The unusual timing of the Republican Presidential candidates' debate in Michigan afforded it unusual prominence on the nightly news. CNBC, the financial news cable channel, sponsored the gabfest on economic issues, scheduling it to begin as soon as its daily coverage of stock market trading concluded. Thus the candidates' afternoon soundbites were fresh news for the newscasts. Naturally NBC led with its sibling network's event--but its two rivals found the debate newsworthy too, so it qualified as Story of the Day. CBS led with the Supreme Court's decision not to scrutinize the CIA's rendition-and-torture tactics. ABC chose the looming high cost of home heat this winter.

If freshness is an asset it is also a drawback. All three networks quoted a clash between frontrunners Rudolph Giuliani and Mitt Romney over "who was the better tax cutter and fiscal conservative," as NBC's Kelly O'Donnell put it. The former New York City mayor cited one set of tax-and-spend statistics, which the former Massachusetts governor dismissed as "baloney." The point of airing the exchange seemed to be to use the "baloney" bite rather than to establish its veracity. No network checked either candidate's facts before airing the claims.

ABC's George Stephanopoulos scored Giuliani as the debate winner: "He was helped by the focus on the economy…and the fact that social issues really were not discussed that much." CBS' Jeff Greenfield noted that Giuliani mentioned Hillary Rodham Clinton so much that she seemed to be "his running mate." Greenfield explained Giuliani's thinking: "He is telling the Republican base, particularly those who do not like his social positions: 'You had better nominate me despite your reservations, because it is me or her.'"

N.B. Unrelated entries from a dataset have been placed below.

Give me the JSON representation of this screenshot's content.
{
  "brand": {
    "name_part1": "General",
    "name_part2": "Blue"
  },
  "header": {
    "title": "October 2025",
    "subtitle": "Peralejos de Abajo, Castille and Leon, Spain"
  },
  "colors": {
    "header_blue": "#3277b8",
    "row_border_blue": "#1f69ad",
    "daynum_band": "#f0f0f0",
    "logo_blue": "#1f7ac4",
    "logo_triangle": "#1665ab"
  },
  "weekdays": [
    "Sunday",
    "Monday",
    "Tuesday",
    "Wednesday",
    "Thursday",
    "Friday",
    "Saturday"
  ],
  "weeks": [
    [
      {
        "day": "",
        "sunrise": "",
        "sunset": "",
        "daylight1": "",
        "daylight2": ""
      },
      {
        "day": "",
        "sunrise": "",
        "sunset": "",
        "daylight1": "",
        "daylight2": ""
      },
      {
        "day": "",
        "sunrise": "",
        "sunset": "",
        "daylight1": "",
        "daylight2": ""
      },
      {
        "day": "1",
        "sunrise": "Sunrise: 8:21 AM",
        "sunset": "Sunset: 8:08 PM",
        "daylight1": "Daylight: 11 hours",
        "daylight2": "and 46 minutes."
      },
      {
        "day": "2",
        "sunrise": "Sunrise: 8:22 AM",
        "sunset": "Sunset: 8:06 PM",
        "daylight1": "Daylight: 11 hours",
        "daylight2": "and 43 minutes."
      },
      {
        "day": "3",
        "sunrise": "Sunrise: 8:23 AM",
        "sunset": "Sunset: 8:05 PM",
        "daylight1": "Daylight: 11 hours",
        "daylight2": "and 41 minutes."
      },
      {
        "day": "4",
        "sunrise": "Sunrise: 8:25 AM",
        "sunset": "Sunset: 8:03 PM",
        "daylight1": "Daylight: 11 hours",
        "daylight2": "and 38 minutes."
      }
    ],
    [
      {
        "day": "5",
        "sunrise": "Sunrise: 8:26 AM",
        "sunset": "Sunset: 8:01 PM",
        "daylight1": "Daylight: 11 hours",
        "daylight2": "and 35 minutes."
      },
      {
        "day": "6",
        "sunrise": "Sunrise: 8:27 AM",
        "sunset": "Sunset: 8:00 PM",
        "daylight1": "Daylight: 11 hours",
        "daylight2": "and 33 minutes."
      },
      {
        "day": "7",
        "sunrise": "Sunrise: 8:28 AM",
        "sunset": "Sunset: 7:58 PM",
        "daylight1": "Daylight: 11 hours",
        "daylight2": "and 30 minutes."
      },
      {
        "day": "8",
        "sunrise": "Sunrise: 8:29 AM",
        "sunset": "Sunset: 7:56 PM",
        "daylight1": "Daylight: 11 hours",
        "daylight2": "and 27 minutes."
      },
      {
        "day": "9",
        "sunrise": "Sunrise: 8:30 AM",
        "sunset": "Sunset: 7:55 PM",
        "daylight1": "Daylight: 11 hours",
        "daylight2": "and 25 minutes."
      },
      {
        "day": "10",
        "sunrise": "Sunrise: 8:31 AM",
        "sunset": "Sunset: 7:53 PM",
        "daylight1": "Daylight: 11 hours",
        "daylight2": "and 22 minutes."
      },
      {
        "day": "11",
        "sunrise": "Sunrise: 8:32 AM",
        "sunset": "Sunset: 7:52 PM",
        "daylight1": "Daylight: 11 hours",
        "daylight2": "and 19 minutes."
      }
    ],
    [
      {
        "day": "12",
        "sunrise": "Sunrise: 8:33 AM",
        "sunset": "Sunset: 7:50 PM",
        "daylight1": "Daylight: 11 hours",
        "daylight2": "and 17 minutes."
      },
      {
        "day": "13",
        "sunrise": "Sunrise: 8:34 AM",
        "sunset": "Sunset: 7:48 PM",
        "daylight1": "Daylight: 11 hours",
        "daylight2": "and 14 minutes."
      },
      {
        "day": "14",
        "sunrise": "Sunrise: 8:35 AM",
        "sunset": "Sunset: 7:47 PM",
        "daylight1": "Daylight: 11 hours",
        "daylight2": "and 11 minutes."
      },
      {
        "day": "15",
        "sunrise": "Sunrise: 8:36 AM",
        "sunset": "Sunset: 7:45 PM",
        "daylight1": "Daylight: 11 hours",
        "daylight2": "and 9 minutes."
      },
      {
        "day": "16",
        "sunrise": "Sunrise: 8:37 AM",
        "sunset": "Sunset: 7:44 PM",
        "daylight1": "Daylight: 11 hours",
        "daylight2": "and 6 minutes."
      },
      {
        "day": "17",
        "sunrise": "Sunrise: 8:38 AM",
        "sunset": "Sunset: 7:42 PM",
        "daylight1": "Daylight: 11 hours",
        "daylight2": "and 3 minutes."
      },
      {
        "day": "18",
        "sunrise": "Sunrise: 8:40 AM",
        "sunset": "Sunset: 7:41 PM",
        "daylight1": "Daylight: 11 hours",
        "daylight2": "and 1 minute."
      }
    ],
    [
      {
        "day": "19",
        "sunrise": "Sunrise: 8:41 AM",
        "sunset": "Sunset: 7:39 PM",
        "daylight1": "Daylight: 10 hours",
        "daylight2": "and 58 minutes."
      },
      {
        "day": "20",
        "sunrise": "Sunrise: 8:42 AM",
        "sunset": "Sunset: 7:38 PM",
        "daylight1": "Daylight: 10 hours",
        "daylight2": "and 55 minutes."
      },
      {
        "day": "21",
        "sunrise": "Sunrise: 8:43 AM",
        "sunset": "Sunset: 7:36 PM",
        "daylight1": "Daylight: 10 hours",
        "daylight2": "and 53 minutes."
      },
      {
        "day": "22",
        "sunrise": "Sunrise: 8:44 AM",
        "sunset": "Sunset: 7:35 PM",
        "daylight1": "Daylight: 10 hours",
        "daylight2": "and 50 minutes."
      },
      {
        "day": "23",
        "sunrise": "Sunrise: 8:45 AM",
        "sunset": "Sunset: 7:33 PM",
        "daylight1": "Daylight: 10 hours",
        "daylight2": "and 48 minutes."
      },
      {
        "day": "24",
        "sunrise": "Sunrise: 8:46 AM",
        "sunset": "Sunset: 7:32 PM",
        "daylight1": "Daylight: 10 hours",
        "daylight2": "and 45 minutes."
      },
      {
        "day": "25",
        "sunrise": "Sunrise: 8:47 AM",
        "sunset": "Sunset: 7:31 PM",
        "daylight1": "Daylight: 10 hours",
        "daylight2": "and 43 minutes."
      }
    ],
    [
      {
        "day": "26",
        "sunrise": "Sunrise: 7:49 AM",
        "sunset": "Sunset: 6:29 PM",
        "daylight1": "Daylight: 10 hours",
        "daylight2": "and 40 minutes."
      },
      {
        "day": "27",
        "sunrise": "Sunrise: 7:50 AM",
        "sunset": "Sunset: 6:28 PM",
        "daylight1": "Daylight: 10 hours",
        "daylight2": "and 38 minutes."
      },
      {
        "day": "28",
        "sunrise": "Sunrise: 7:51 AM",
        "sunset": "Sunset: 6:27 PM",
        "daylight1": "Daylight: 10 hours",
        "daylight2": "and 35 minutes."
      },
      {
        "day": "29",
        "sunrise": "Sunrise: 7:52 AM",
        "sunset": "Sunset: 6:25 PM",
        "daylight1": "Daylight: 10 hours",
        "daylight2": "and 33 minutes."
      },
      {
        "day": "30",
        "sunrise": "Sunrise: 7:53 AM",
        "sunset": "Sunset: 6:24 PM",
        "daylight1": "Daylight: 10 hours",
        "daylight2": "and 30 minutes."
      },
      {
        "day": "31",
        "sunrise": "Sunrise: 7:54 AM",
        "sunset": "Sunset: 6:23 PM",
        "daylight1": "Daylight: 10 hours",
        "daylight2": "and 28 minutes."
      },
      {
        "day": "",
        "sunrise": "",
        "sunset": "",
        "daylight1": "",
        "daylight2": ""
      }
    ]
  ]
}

The other debate angle was that this was late entrant Fred Thompson's first appearance with his rivals since he announced his candidacy. "A little nervous," was how ABC's Stephanopoulos found him; CBS' Nancy Cordes heard "initial jitters." By the end Cordes concluded that "Thompson's plain-spokenness and broad themes--smaller government, states' rights--do seem to be resonating with voters." ABC's Stephanopoulos felt that Thompson "did do enough to answer critics who say he is not in command of the facts or has not been working hard on the campaign trail."

Thompson's first appearance on the public stage was as a 30-year-old lawyer in 1973 when he served as Republican counsel on the Senate committee investigating the Watergate scandal. ABC sent Brian Ross to the National Archives to comb through Richard Nixon's Oval Office audiotapes, enabling him to offer an outline of Thompson's evolving relationship with All the President's Men. "Dumb as hell," was the initial reaction…then "not very smart but at least beginning to play ball." Finally Nixon was told that "Thompson had agreed to secretly help under cut the credibility of John Dean," a key witness against his former boss.